Skyline High School sophomore Kali Breisch has been missing in Thailand since the tsunami hit the day after Christmas. Her father, Stuart Breisch, has been combing the beaches and searching sites where unidentified bodies lie by the hundreds, hoping to find a sign of what has happened to his daughter, family friend Charlene Edmunds said.
Breisch, 15, was swept away from a beachside bungalow in the resort area of Phuket, Thailand, and has been missing since.
As the search for Kali continued, The Church of Jesus Christ of Latter-day Saints was working to help survivors.
Garry Flake, director of emergency response for the church, has been in Southeast Asia since Monday, helping assess needs.
It may be one of the largest humanitarian relief efforts the church has ever participated in, said Flake and perhaps one of the most difficult.
"It's been a real issue to try to get your hands around and coordinate," said Flake, who was in Colombo, Sri Lanka, early Thursday. "Each day I've been here, the number of mortalities have gone up.

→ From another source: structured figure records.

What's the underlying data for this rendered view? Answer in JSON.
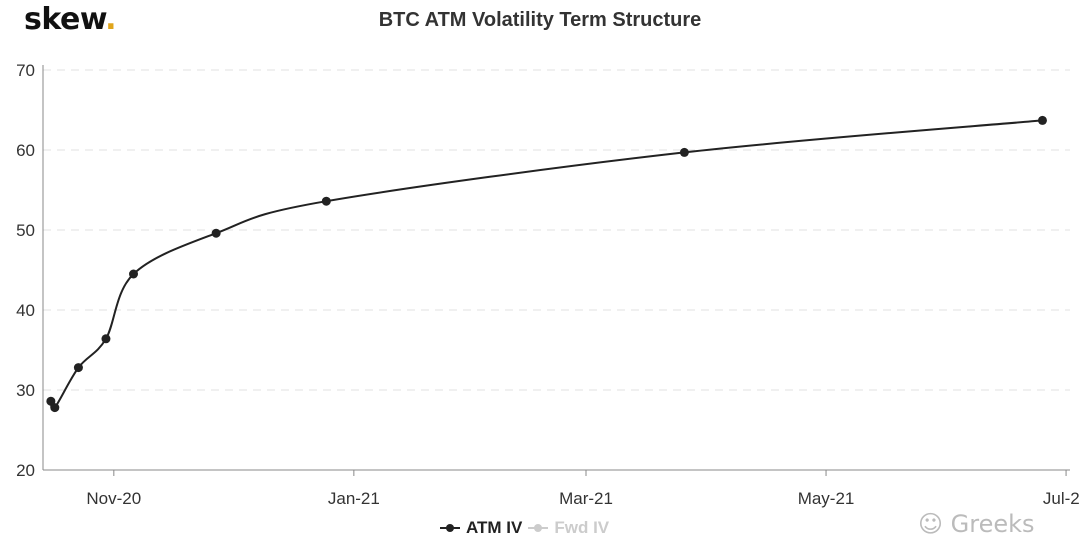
{
  "logo": {
    "text": "skew",
    "dot": "."
  },
  "watermark": "Greeks",
  "chart_data": {
    "type": "line",
    "title": "BTC ATM Volatility Term Structure",
    "xlabel": "",
    "ylabel": "",
    "x_ticks": [
      {
        "date": "2020-11-01",
        "label": "Nov-20"
      },
      {
        "date": "2021-01-01",
        "label": "Jan-21"
      },
      {
        "date": "2021-03-01",
        "label": "Mar-21"
      },
      {
        "date": "2021-05-01",
        "label": "May-21"
      },
      {
        "date": "2021-07-01",
        "label": "Jul-21"
      }
    ],
    "xlim": [
      "2020-10-14",
      "2021-07-02"
    ],
    "ylim": [
      20,
      70
    ],
    "y_ticks": [
      20,
      30,
      40,
      50,
      60,
      70
    ],
    "grid": "horizontal dashed",
    "legend": "bottom-center",
    "series": [
      {
        "name": "ATM IV",
        "color": "#222222",
        "visible": true,
        "x": [
          "2020-10-16",
          "2020-10-17",
          "2020-10-23",
          "2020-10-30",
          "2020-11-06",
          "2020-11-27",
          "2020-12-25",
          "2021-03-26",
          "2021-06-25"
        ],
        "values": [
          28.6,
          27.8,
          32.8,
          36.4,
          44.5,
          49.6,
          53.6,
          59.7,
          63.7
        ]
      },
      {
        "name": "Fwd IV",
        "color": "#cccccc",
        "visible": false,
        "x": [],
        "values": []
      }
    ]
  }
}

As that has gone up, the number of homeless have gone up."
During a 15-minute telephone report to LDS Church headquarters, Flake described the devastation and the immediate efforts of the church to assist victims of the tsunami.
"We were astonished by the force of the water," he said. "We just couldn't believe seeing the walls that have been caved down, homes that came down, people sitting along the side of the road where their homes were literally thousands upon thousands have been displaced."

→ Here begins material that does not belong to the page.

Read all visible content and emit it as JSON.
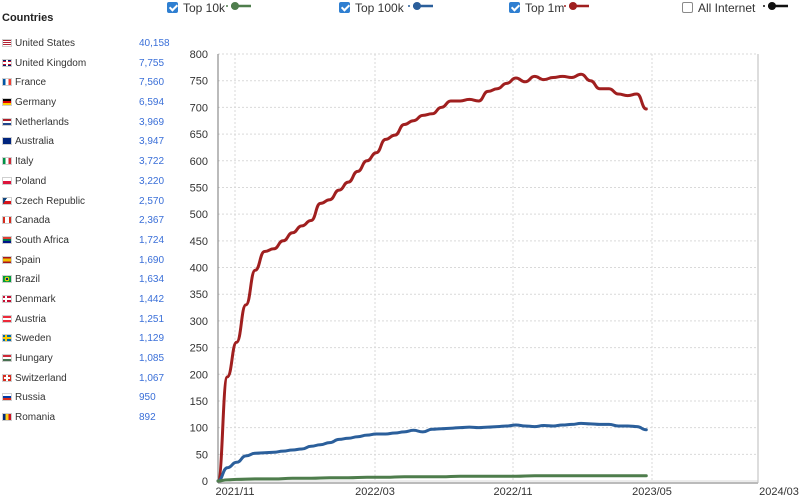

In Indonesia and Thailand, the church has been asked to provide body bags. Cash donations have been made to government agencies overseeing relief efforts in devastated countries. On Saturday, members of the LDS Church in Hong Kong will oversee an effort to assemble 30,000 hygiene kits.
"It's moving now from a phase where they're counting the dead, determining who's alive and trying to get families back together, to where they're needing basic food and medical supplies, plastic sheeting and hygiene kits the items that people need just to simply keep on going day to day," said Flake.